# Wall outlet behind blank outlet plate



## Ryadalex (Feb 25, 2017)

So i recently did some renovation work in my basement and did some wood paneling over the existing dry wall and just cut the boards around the wall outlet. Well the tv is wall mounted and just so has it the cord drops neatly behind the wood paneling and plugs into the outlet. My question is can i put a blank wall plate on the wood paneling covering the outlet with the tv plugged in to make it look nicer or do i have to pull the outlet, outlet box, and plate out or leave it recessed and uncovered?
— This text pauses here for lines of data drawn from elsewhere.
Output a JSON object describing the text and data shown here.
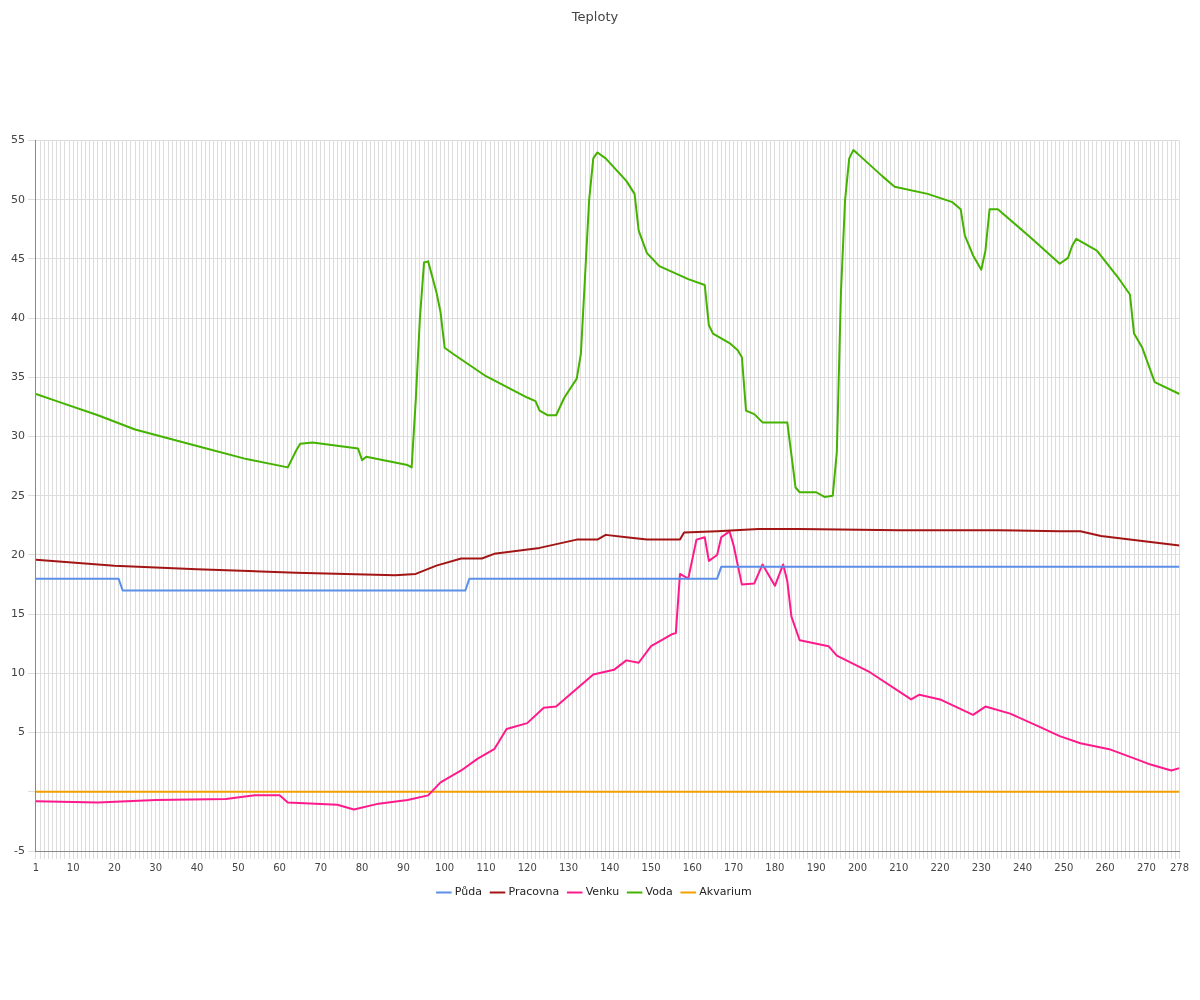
{
  "chart_data": {
    "type": "line",
    "title": "Teploty",
    "marker": "none",
    "line_style": "solid",
    "grid": true,
    "legend": "bottom",
    "xlim": [
      1,
      278
    ],
    "xticks": [
      1,
      {
        "value": 2,
        "label": null
      },
      {
        "value": 3,
        "label": null
      },
      {
        "value": 4,
        "label": null
      },
      {
        "value": 5,
        "label": null
      },
      {
        "value": 6,
        "label": null
      },
      {
        "value": 7,
        "label": null
      },
      {
        "value": 8,
        "label": null
      },
      {
        "value": 9,
        "label": null
      },
      10,
      {
        "value": 11,
        "label": null
      },
      {
        "value": 12,
        "label": null
      },
      {
        "value": 13,
        "label": null
      },
      {
        "value": 14,
        "label": null
      },
      {
        "value": 15,
        "label": null
      },
      {
        "value": 16,
        "label": null
      },
      {
        "value": 17,
        "label": null
      },
      {
        "value": 18,
        "label": null
      },
      {
        "value": 19,
        "label": null
      },
      20,
      {
        "value": 21,
        "label": null
      },
      {
        "value": 22,
        "label": null
      },
      {
        "value": 23,
        "label": null
      },
      {
        "value": 24,
        "label": null
      },
      {
        "value": 25,
        "label": null
      },
      {
        "value": 26,
        "label": null
      },
      {
        "value": 27,
        "label": null
      },
      {
        "value": 28,
        "label": null
      },
      {
        "value": 29,
        "label": null
      },
      30,
      {
        "value": 31,
        "label": null
      },
      {
        "value": 32,
        "label": null
      },
      {
        "value": 33,
        "label": null
      },
      {
        "value": 34,
        "label": null
      },
      {
        "value": 35,
        "label": null
      },
      {
        "value": 36,
        "label": null
      },
      {
        "value": 37,
        "label": null
      },
      {
        "value": 38,
        "label": null
      },
      {
        "value": 39,
        "label": null
      },
      40,
      {
        "value": 41,
        "label": null
      },
      {
        "value": 42,
        "label": null
      },
      {
        "value": 43,
        "label": null
      },
      {
        "value": 44,
        "label": null
      },
      {
        "value": 45,
        "label": null
      },
      {
        "value": 46,
        "label": null
      },
      {
        "value": 47,
        "label": null
      },
      {
        "value": 48,
        "label": null
      },
      {
        "value": 49,
        "label": null
      },
      50,
      {
        "value": 51,
        "label": null
      },
      {
        "value": 52,
        "label": null
      },
      {
        "value": 53,
        "label": null
      },
      {
        "value": 54,
        "label": null
      },
      {
        "value": 55,
        "label": null
      },
      {
        "value": 56,
        "label": null
      },
      {
        "value": 57,
        "label": null
      },
      {
        "value": 58,
        "label": null
      },
      {
        "value": 59,
        "label": null
      },
      60,
      {
        "value": 61,
        "label": null
      },
      {
        "value": 62,
        "label": null
      },
      {
        "value": 63,
        "label": null
      },
      {
        "value": 64,
        "label": null
      },
      {
        "value": 65,
        "label": null
      },
      {
        "value": 66,
        "label": null
      },
      {
        "value": 67,
        "label": null
      },
      {
        "value": 68,
        "label": null
      },
      {
        "value": 69,
        "label": null
      },
      70,
      {
        "value": 71,
        "label": null
      },
      {
        "value": 72,
        "label": null
      },
      {
        "value": 73,
        "label": null
      },
      {
        "value": 74,
        "label": null
      },
      {
        "value": 75,
        "label": null
      },
      {
        "value": 76,
        "label": null
      },
      {
        "value": 77,
        "label": null
      },
      {
        "value": 78,
        "label": null
      },
      {
        "value": 79,
        "label": null
      },
      80,
      {
        "value": 81,
        "label": null
      },
      {
        "value": 82,
        "label": null
      },
      {
        "value": 83,
        "label": null
      },
      {
        "value": 84,
        "label": null
      },
      {
        "value": 85,
        "label": null
      },
      {
        "value": 86,
        "label": null
      },
      {
        "value": 87,
        "label": null
      },
      {
        "value": 88,
        "label": null
      },
      {
        "value": 89,
        "label": null
      },
      90,
      {
        "value": 91,
        "label": null
      },
      {
        "value": 92,
        "label": null
      },
      {
        "value": 93,
        "label": null
      },
      {
        "value": 94,
        "label": null
      },
      {
        "value": 95,
        "label": null
      },
      {
        "value": 96,
        "label": null
      },
      {
        "value": 97,
        "label": null
      },
      {
        "value": 98,
        "label": null
      },
      {
        "value": 99,
        "label": null
      },
      100,
      {
        "value": 101,
        "label": null
      },
      {
        "value": 102,
        "label": null
      },
      {
        "value": 103,
        "label": null
      },
      {
        "value": 104,
        "label": null
      },
      {
        "value": 105,
        "label": null
      },
      {
        "value": 106,
        "label": null
      },
      {
        "value": 107,
        "label": null
      },
      {
        "value": 108,
        "label": null
      },
      {
        "value": 109,
        "label": null
      },
      110,
      {
        "value": 111,
        "label": null
      },
      {
        "value": 112,
        "label": null
      },
      {
        "value": 113,
        "label": null
      },
      {
        "value": 114,
        "label": null
      },
      {
        "value": 115,
        "label": null
      },
      {
        "value": 116,
        "label": null
      },
      {
        "value": 117,
        "label": null
      },
      {
        "value": 118,
        "label": null
      },
      {
        "value": 119,
        "label": null
      },
      120,
      {
        "value": 121,
        "label": null
      },
      {
        "value": 122,
        "label": null
      },
      {
        "value": 123,
        "label": null
      },
      {
        "value": 124,
        "label": null
      },
      {
        "value": 125,
        "label": null
      },
      {
        "value": 126,
        "label": null
      },
      {
        "value": 127,
        "label": null
      },
      {
        "value": 128,
        "label": null
      },
      {
        "value": 129,
        "label": null
      },
      130,
      {
        "value": 131,
        "label": null
      },
      {
        "value": 132,
        "label": null
      },
      {
        "value": 133,
        "label": null
      },
      {
        "value": 134,
        "label": null
      },
      {
        "value": 135,
        "label": null
      },
      {
        "value": 136,
        "label": null
      },
      {
        "value": 137,
        "label": null
      },
      {
        "value": 138,
        "label": null
      },
      {
        "value": 139,
        "label": null
      },
      140,
      {
        "value": 141,
        "label": null
      },
      {
        "value": 142,
        "label": null
      },
      {
        "value": 143,
        "label": null
      },
      {
        "value": 144,
        "label": null
      },
      {
        "value": 145,
        "label": null
      },
      {
        "value": 146,
        "label": null
      },
      {
        "value": 147,
        "label": null
      },
      {
        "value": 148,
        "label": null
      },
      {
        "value": 149,
        "label": null
      },
      150,
      {
        "value": 151,
        "label": null
      },
      {
        "value": 152,
        "label": null
      },
      {
        "value": 153,
        "label": null
      },
      {
        "value": 154,
        "label": null
      },
      {
        "value": 155,
        "label": null
      },
      {
        "value": 156,
        "label": null
      },
      {
        "value": 157,
        "label": null
      },
      {
        "value": 158,
        "label": null
      },
      {
        "value": 159,
        "label": null
      },
      160,
      {
        "value": 161,
        "label": null
      },
      {
        "value": 162,
        "label": null
      },
      {
        "value": 163,
        "label": null
      },
      {
        "value": 164,
        "label": null
      },
      {
        "value": 165,
        "label": null
      },
      {
        "value": 166,
        "label": null
      },
      {
        "value": 167,
        "label": null
      },
      {
        "value": 168,
        "label": null
      },
      {
        "value": 169,
        "label": null
      },
      170,
      {
        "value": 171,
        "label": null
      },
      {
        "value": 172,
        "label": null
      },
      {
        "value": 173,
        "label": null
      },
      {
        "value": 174,
        "label": null
      },
      {
        "value": 175,
        "label": null
      },
      {
        "value": 176,
        "label": null
      },
      {
        "value": 177,
        "label": null
      },
      {
        "value": 178,
        "label": null
      },
      {
        "value": 179,
        "label": null
      },
      180,
      {
        "value": 181,
        "label": null
      },
      {
        "value": 182,
        "label": null
      },
      {
        "value": 183,
        "label": null
      },
      {
        "value": 184,
        "label": null
      },
      {
        "value": 185,
        "label": null
      },
      {
        "value": 186,
        "label": null
      },
      {
        "value": 187,
        "label": null
      },
      {
        "value": 188,
        "label": null
      },
      {
        "value": 189,
        "label": null
      },
      190,
      {
        "value": 191,
        "label": null
      },
      {
        "value": 192,
        "label": null
      },
      {
        "value": 193,
        "label": null
      },
      {
        "value": 194,
        "label": null
      },
      {
        "value": 195,
        "label": null
      },
      {
        "value": 196,
        "label": null
      },
      {
        "value": 197,
        "label": null
      },
      {
        "value": 198,
        "label": null
      },
      {
        "value": 199,
        "label": null
      },
      200,
      {
        "value": 201,
        "label": null
      },
      {
        "value": 202,
        "label": null
      },
      {
        "value": 203,
        "label": null
      },
      {
        "value": 204,
        "label": null
      },
      {
        "value": 205,
        "label": null
      },
      {
        "value": 206,
        "label": null
      },
      {
        "value": 207,
        "label": null
      },
      {
        "value": 208,
        "label": null
      },
      {
        "value": 209,
        "label": null
      },
      210,
      {
        "value": 211,
        "label": null
      },
      {
        "value": 212,
        "label": null
      },
      {
        "value": 213,
        "label": null
      },
      {
        "value": 214,
        "label": null
      },
      {
        "value": 215,
        "label": null
      },
      {
        "value": 216,
        "label": null
      },
      {
        "value": 217,
        "label": null
      },
      {
        "value": 218,
        "label": null
      },
      {
        "value": 219,
        "label": null
      },
      220,
      {
        "value": 221,
        "label": null
      },
      {
        "value": 222,
        "label": null
      },
      {
        "value": 223,
        "label": null
      },
      {
        "value": 224,
        "label": null
      },
      {
        "value": 225,
        "label": null
      },
      {
        "value": 226,
        "label": null
      },
      {
        "value": 227,
        "label": null
      },
      {
        "value": 228,
        "label": null
      },
      {
        "value": 229,
        "label": null
      },
      230,
      {
        "value": 231,
        "label": null
      },
      {
        "value": 232,
        "label": null
      },
      {
        "value": 233,
        "label": null
      },
      {
        "value": 234,
        "label": null
      },
      {
        "value": 235,
        "label": null
      },
      {
        "value": 236,
        "label": null
      },
      {
        "value": 237,
        "label": null
      },
      {
        "value": 238,
        "label": null
      },
      {
        "value": 239,
        "label": null
      },
      240,
      {
        "value": 241,
        "label": null
      },
      {
        "value": 242,
        "label": null
      },
      {
        "value": 243,
        "label": null
      },
      {
        "value": 244,
        "label": null
      },
      {
        "value": 245,
        "label": null
      },
      {
        "value": 246,
        "label": null
      },
      {
        "value": 247,
        "label": null
      },
      {
        "value": 248,
        "label": null
      },
      {
        "value": 249,
        "label": null
      },
      250,
      {
        "value": 251,
        "label": null
      },
      {
        "value": 252,
        "label": null
      },
      {
        "value": 253,
        "label": null
      },
      {
        "value": 254,
        "label": null
      },
      {
        "value": 255,
        "label": null
      },
      {
        "value": 256,
        "label": null
      },
      {
        "value": 257,
        "label": null
      },
      {
        "value": 258,
        "label": null
      },
      {
        "value": 259,
        "label": null
      },
      260,
      {
        "value": 261,
        "label": null
      },
      {
        "value": 262,
        "label": null
      },
      {
        "value": 263,
        "label": null
      },
      {
        "value": 264,
        "label": null
      },
      {
        "value": 265,
        "label": null
      },
      {
        "value": 266,
        "label": null
      },
      {
        "value": 267,
        "label": null
      },
      {
        "value": 268,
        "label": null
      },
      {
        "value": 269,
        "label": null
      },
      270,
      {
        "value": 271,
        "label": null
      },
      {
        "value": 272,
        "label": null
      },
      {
        "value": 273,
        "label": null
      },
      {
        "value": 274,
        "label": null
      },
      {
        "value": 275,
        "label": null
      },
      {
        "value": 276,
        "label": null
      },
      {
        "value": 277,
        "label": null
      },
      278
    ],
    "ylim": [
      -5,
      55
    ],
    "yticks": [
      -5,
      {
        "value": 0,
        "label": null
      },
      5,
      10,
      15,
      20,
      25,
      30,
      35,
      40,
      45,
      50,
      55
    ],
    "series": [
      {
        "name": "Půda",
        "color": "#5b8fe8",
        "x": [
          1,
          21,
          22,
          105,
          106,
          166,
          167,
          278
        ],
        "values": [
          18,
          18,
          17,
          17,
          18,
          18,
          19,
          19
        ]
      },
      {
        "name": "Pracovna",
        "color": "#a31515",
        "x": [
          1,
          20,
          40,
          64,
          88,
          93,
          98,
          104,
          109,
          112,
          123,
          132,
          137,
          139,
          144,
          149,
          157,
          158,
          166,
          176,
          186,
          210,
          234,
          249,
          254,
          259,
          271,
          278
        ],
        "values": [
          19.6,
          19.1,
          18.8,
          18.5,
          18.3,
          18.4,
          19.1,
          19.7,
          19.7,
          20.1,
          20.6,
          21.3,
          21.3,
          21.7,
          21.5,
          21.3,
          21.3,
          21.9,
          22.0,
          22.2,
          22.2,
          22.1,
          22.1,
          22.0,
          22.0,
          21.6,
          21.1,
          20.8
        ]
      },
      {
        "name": "Venku",
        "color": "#ff1a8c",
        "x": [
          1,
          16,
          30,
          47,
          54,
          60,
          62,
          74,
          78,
          84,
          91,
          96,
          99,
          104,
          108,
          112,
          115,
          120,
          124,
          127,
          131,
          136,
          141,
          144,
          147,
          150,
          155,
          156,
          157,
          159,
          161,
          163,
          164,
          166,
          167,
          169,
          170,
          172,
          175,
          177,
          180,
          182,
          183,
          184,
          186,
          193,
          195,
          203,
          213,
          215,
          220,
          228,
          231,
          237,
          244,
          249,
          254,
          261,
          268,
          271,
          276,
          278
        ],
        "values": [
          -0.8,
          -0.9,
          -0.7,
          -0.6,
          -0.3,
          -0.3,
          -0.9,
          -1.1,
          -1.5,
          -1.0,
          -0.7,
          -0.3,
          0.8,
          1.8,
          2.8,
          3.6,
          5.3,
          5.8,
          7.1,
          7.2,
          8.4,
          9.9,
          10.3,
          11.1,
          10.9,
          12.3,
          13.3,
          13.4,
          18.4,
          18.0,
          21.3,
          21.5,
          19.5,
          20.0,
          21.5,
          22.0,
          20.8,
          17.5,
          17.6,
          19.2,
          17.4,
          19.2,
          17.8,
          14.8,
          12.8,
          12.3,
          11.5,
          10.1,
          7.8,
          8.2,
          7.8,
          6.5,
          7.2,
          6.6,
          5.5,
          4.7,
          4.1,
          3.6,
          2.7,
          2.3,
          1.8,
          2.0
        ]
      },
      {
        "name": "Voda",
        "color": "#44b300",
        "x": [
          1,
          6,
          16,
          25,
          40,
          52,
          62,
          64,
          65,
          68,
          79,
          80,
          81,
          91,
          92,
          93,
          94,
          95,
          96,
          98,
          99,
          100,
          102,
          110,
          115,
          120,
          122,
          123,
          125,
          127,
          129,
          132,
          133,
          135,
          136,
          137,
          139,
          144,
          146,
          147,
          149,
          152,
          159,
          163,
          164,
          165,
          169,
          171,
          172,
          173,
          175,
          177,
          183,
          185,
          186,
          190,
          192,
          194,
          195,
          196,
          197,
          198,
          199,
          200,
          206,
          209,
          217,
          223,
          225,
          226,
          228,
          230,
          231,
          232,
          234,
          242,
          249,
          251,
          252,
          253,
          258,
          263,
          266,
          267,
          269,
          272,
          278
        ],
        "values": [
          33.6,
          33.0,
          31.8,
          30.6,
          29.2,
          28.1,
          27.4,
          28.8,
          29.4,
          29.5,
          29.0,
          28.0,
          28.3,
          27.6,
          27.4,
          33.1,
          40.0,
          44.7,
          44.8,
          42.2,
          40.5,
          37.5,
          37.0,
          35.1,
          34.2,
          33.3,
          33.0,
          32.2,
          31.8,
          31.8,
          33.3,
          34.9,
          37.0,
          50.0,
          53.5,
          54.0,
          53.5,
          51.6,
          50.5,
          47.4,
          45.5,
          44.4,
          43.3,
          42.8,
          39.4,
          38.7,
          37.9,
          37.3,
          36.7,
          32.2,
          31.9,
          31.2,
          31.2,
          25.7,
          25.3,
          25.3,
          24.9,
          25.0,
          28.7,
          42.2,
          50.0,
          53.5,
          54.2,
          53.9,
          52.0,
          51.1,
          50.5,
          49.8,
          49.2,
          47.0,
          45.3,
          44.1,
          45.7,
          49.2,
          49.2,
          46.8,
          44.6,
          45.1,
          46.1,
          46.7,
          45.7,
          43.5,
          42.0,
          38.7,
          37.5,
          34.6,
          33.6
        ]
      },
      {
        "name": "Akvarium",
        "color": "#f5a000",
        "x": [
          1,
          278
        ],
        "values": [
          0,
          0
        ]
      }
    ]
  }
}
Covering it with the blank wall plate still makes it technically accessable correct?


----------



## Francis Vineyard (Feb 25, 2017)

It's a violation to run the cord behind the wall paneling in accordance to IRC E3909.1 and NEC 400.8

Welcome to the BCF & thanks for posting


----------



## cda (Feb 25, 2017)

Francis Vineyard said:


> It's a violation to run the cord behind the wall paneling in accordance to IRC E3909.1 and NEC 400.8
> 
> Welcome to the BCF & thanks for posting




So is something like this meet code???


http://inmyownstyle.com/2015/02/hide-cords-wall-mounted-tv.html


----------



## Francis Vineyard (Feb 26, 2017)

Yes; has receptacles fixed in place if using approved UL cable e.g. romex or MC as required for the construction type.


cda said:


> So is something like this meet code???
> 
> 
> http://inmyownstyle.com/2015/02/hide-cords-wall-mounted-tv.html


----------



## jetlag1946 (Mar 18, 2017)

Not only can the cord not go behind the wall , but the plug is serving as a disconnect and must be readily accessible .


----------



## mark handler (Mar 18, 2017)




----------



## mark handler (Mar 18, 2017)




----------



## jetlag1946 (Mar 18, 2017)

tell Albert I didnt say the recep could not be recessed , I said the plug had to be readily accessible , that means no tools like a screw driver are needed to get to it . Behind the cover is accessible meaning that no building materials have to be cut to gain access . Look up the NEC definition of " readily accessible " and "accessible  " . Tell Twain hello for me also .


----------